Aleksandr completed his PhD at the Scott Polar Research Institute at the University of Cambridge, following earlier study in his native Russia and the United States. During his PhD, Aleksandr’s research focused on geophysical and geological investigations of high-latitude continental margins to reconstruct former ice-sheet behavior and understand long-term ice-ocean interactions in the Arctic and Antarctica.
Although empirical reconstructions are essential for understanding past changes to ice sheets, numerical ice-sheet simulations are needed to project future ice-sheet dynamics and associated changes to sea-level. Aleksandr therefore used the time in his Fellowship year to pivot into the computational and numerical modelling of ice sheets and ice masses with the Kingslake Group at Columbia University.

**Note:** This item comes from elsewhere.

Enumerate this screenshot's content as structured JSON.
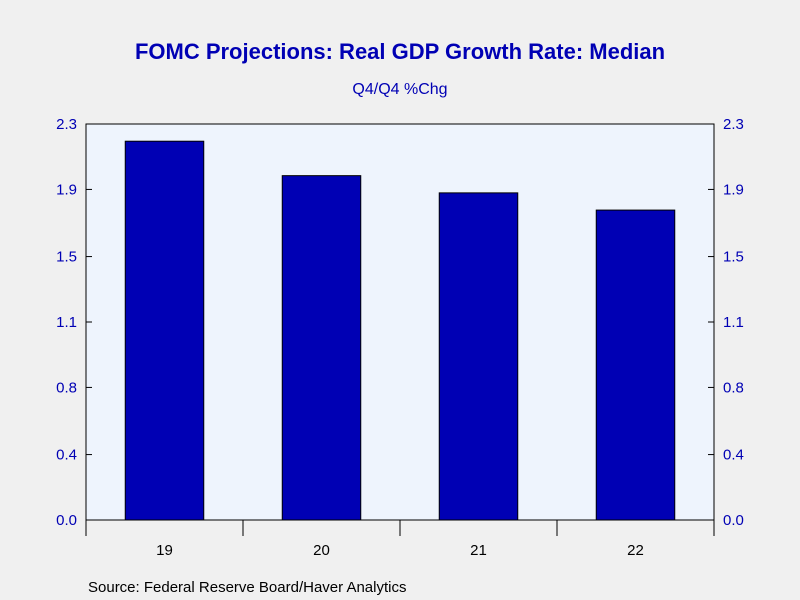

Aleksandr’s placement was an opportunity to bridge the gap between the empirical and the numerical ice-sheet reconstructions, a bridge that is crucial for work towards a deeper understanding of how ice sheets are responding to changing environmental conditions and to predict their future evolution more accurately. Now, Aleksandr will continue his work as a Junior Research Fellow at Peterhouse, the University of Cambridge. In the hope to further our knowledge of glacial processes, his future projects will combine the already familiar empirical approaches with numerical modelling techniques that he acquired during his placement year.